De seguida, identificaram 445 doentes diagnosticados com cancro do pâncreas e compararam o ADN dos seus micróbios com o de outros 445 participantes do estudo selecionados aleatoriamente, que permaneceram livres de cancro. A equipa certificou-se de ter em conta fatores que já se sabe que desempenham um papel no desenvolvimento da doença, como a idade, a raça e a frequência com que os participantes fumavam.
Os resultados identificaram 24 espécies de bactérias e fungos que, individualmente, aumentaram ou diminuíram o risco de cancro do pâncreas. Outros três tipos de bactérias associadas ao cancro já eram conhecidos por contribuírem para a doença periodontal, uma infeção gengival grave que pode corroer o osso maxilar e os tecidos moles em redor dos dentes.
No total, o grupo completo de micróbios aumentou as probabilidades dos participantes desenvolverem cancro em mais de três vezes.
Além disso, ao avaliar a composição do microbioma oral de cada participante, os cientistas desenvolveram pela primeira vez uma ferramenta que poderia estimar o seu risco de cancro.

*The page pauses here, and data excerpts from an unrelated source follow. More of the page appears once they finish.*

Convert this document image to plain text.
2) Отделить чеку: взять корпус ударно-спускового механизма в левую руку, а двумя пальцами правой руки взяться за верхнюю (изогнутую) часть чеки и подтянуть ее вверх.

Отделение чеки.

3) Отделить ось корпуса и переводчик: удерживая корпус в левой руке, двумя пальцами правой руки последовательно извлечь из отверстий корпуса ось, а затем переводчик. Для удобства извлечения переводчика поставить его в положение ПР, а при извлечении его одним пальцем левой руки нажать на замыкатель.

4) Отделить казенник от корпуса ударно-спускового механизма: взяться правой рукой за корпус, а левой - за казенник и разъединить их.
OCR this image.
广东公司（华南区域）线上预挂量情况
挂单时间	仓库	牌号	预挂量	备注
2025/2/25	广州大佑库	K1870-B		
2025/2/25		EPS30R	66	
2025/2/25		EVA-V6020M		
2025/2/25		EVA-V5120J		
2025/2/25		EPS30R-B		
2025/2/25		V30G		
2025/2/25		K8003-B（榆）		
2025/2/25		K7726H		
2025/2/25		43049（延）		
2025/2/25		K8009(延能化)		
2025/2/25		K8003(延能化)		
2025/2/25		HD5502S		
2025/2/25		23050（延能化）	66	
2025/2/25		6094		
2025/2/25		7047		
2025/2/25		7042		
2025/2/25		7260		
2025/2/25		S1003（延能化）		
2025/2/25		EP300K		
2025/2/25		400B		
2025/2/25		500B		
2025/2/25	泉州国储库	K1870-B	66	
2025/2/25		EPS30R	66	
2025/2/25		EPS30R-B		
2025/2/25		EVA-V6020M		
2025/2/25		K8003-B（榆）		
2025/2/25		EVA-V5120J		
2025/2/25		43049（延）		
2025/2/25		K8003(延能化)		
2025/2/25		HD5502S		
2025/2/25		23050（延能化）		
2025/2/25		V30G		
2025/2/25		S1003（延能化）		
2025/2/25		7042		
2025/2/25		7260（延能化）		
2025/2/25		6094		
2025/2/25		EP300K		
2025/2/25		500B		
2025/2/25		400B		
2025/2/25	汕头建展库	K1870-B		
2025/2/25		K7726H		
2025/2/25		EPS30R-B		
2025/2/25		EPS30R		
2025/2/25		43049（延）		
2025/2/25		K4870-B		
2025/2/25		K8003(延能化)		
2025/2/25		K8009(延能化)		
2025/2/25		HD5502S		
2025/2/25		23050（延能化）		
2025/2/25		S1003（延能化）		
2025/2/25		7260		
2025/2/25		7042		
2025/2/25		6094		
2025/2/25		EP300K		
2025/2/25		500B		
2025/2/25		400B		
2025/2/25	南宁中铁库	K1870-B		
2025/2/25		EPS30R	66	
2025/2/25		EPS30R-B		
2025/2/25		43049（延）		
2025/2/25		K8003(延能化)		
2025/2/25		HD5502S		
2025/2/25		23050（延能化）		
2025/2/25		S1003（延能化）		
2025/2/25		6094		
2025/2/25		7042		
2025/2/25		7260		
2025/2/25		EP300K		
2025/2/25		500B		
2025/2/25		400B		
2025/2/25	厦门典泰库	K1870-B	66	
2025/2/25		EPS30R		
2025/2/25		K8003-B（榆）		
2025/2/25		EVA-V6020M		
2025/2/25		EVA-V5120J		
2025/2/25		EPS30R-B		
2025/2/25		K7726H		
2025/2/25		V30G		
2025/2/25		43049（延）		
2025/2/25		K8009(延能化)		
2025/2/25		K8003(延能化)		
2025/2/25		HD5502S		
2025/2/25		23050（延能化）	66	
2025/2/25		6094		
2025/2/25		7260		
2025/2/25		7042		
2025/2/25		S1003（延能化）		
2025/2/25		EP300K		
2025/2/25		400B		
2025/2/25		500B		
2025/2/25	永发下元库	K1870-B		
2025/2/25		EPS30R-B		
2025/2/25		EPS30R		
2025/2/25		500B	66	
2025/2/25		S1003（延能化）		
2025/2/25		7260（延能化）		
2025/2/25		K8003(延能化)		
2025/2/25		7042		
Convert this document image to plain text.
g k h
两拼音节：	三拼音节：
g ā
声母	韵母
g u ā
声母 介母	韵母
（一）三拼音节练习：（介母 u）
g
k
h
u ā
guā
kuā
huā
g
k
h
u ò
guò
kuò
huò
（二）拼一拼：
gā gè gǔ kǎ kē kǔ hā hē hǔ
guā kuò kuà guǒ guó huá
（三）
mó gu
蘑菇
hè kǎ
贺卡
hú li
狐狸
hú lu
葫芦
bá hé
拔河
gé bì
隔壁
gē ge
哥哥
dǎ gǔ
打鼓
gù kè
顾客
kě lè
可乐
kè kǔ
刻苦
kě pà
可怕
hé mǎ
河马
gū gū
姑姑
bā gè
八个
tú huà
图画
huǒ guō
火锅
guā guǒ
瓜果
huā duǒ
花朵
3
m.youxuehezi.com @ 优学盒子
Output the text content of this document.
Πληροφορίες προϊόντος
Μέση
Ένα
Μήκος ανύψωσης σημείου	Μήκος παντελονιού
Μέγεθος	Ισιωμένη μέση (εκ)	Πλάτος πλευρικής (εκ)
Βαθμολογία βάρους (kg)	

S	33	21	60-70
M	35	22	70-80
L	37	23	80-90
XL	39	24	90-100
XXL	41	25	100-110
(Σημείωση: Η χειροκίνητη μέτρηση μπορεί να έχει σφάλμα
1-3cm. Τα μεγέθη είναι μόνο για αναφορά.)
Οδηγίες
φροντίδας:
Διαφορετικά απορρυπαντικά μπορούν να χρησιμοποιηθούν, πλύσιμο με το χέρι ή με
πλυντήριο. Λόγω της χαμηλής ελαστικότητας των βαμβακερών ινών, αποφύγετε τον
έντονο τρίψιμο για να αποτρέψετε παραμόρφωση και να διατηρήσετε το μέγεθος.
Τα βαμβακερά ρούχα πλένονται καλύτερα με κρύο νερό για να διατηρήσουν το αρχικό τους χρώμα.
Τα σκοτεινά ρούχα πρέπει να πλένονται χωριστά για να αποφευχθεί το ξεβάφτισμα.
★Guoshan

“Ao traçar o perfil das populações bacterianas e fúngicas na boca, os oncologistas podem ser capazes de identificar aqueles que mais necessitam de rastreio para o cancro do pâncreas”, disse o coautor sénior do estudo, Jiyoung Ahn, professor dos Departamentos de Saúde Populacional e Medicina da Escola de Medicina Grossman da NYU.
Ahn, que é também diretor associado de ciências populacionais no Perlmutter Cancer Center, observa que existem atualmente poucos métodos eficazes de rastreio da doença, que está entre as formas mais mortais de cancro.
“Está mais claro do que nunca que escovar os dentes e usar fio dentário pode não só ajudar a prevenir a doença periodontal, mas também proteger contra o cancro”, disse o coautor sénior do estudo, Richard Hayes, DDS, MPH, PhD, professor do Departamento de Saúde Populacional da Escola de Medicina Grossman da NYU.
Hayes, que é também membro do Perlmutter Cancer Center, sublinha que o estudo foi elaborado para identificar correlações entre o risco de doença e determinados micróbios na boca, mas não para estabelecer uma relação direta de causa e efeito. Isso exigirá mais investigação.
A equipa de investigação planeia explorar se os vírus orais podem contribuir para o cancro e como o microbioma oral pode afetar as hipóteses de sobrevivência dos pacientes, acrescenta Hayes.